La decisión de la Federación Malagueña de Peñas de unificarse en un frente común en defensa de una Feria de Málaga más tradicional no solo refleja la inquietud de un amplio espectro de la sociedad malagueña, sino que también pone de manifiesto la necesidad de escuchar a quienes son los auténticos custodios de nuestra cultura festiva. La pérdida de tradiciones en favor de un modelo de feria más comercial y elitista ha generado un vacío que muchos sienten como una traición a la esencia misma de nuestra identidad colectiva. Es incomprensible que el Ayuntamiento ignore las necesidades de un colectivo que, durante décadas, ha contribuido al alma festiva de la ciudad. La alegación de una delimitación clara de las casetas y la reducción de tasas son demandas que, lejos de ser vistas como una mera queja, deberían ser consideradas como una oportunidad para reavivar el espíritu inclusivo de la feria.

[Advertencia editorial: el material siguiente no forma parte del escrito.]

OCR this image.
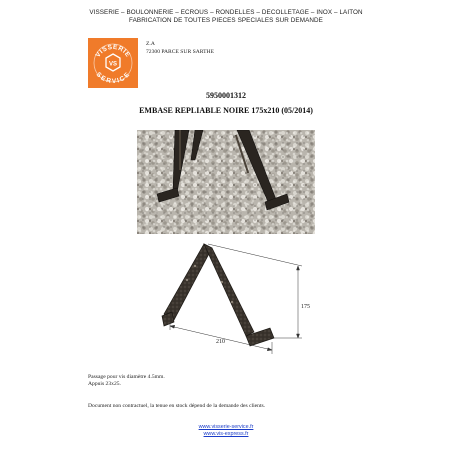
VISSERIE – BOULONNERIE – ECROUS – RONDELLES – DECOLLETAGE – INOX – LAITON
FABRICATION DE TOUTES PIECES SPECIALES SUR DEMANDE
VISSERIE
SERVICE
VS
Z.A
72300 PARCE SUR SARTHE
5950001312
EMBASE REPLIABLE NOIRE 175x210 (05/2014)
175
210
Passage pour vis diamètre 4.5mm.
Appuis 23x25.
Document non contractuel, la tenue en stock dépend de la demande des clients.
www.visserie-service.fr
www.vis-express.fr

Sin embargo, no podemos perder de vista la forma en que se han presentado estas demandas. La reacción ante las declaraciones de la concejala de Fiestas, Teresa Porras, lejos de aportar claridad al debate, ha incrementado la tensión y muestra un preocupante déficit de comunicación entre las autoridades y los representantes de las peñas. La política local debe aprender a valorar y a integrarse en el discurso cultural, considerando que la feria es, en última instancia, un patrimonio compartido por todos los malagueños. Mientras las peñas optan por un enfoque unificado, el verdadero desafío radica en cómo las instituciones municipales interpretarán y responderán a este clamor por el respeto y la tradición. El futuro de la Feria de Málaga debería aunar tanto la voz de sus ciudadanos como la responsabilidad de los órganos administrativos, en una danza que finalmente celebre nuestra cultura y nuestra diversidad.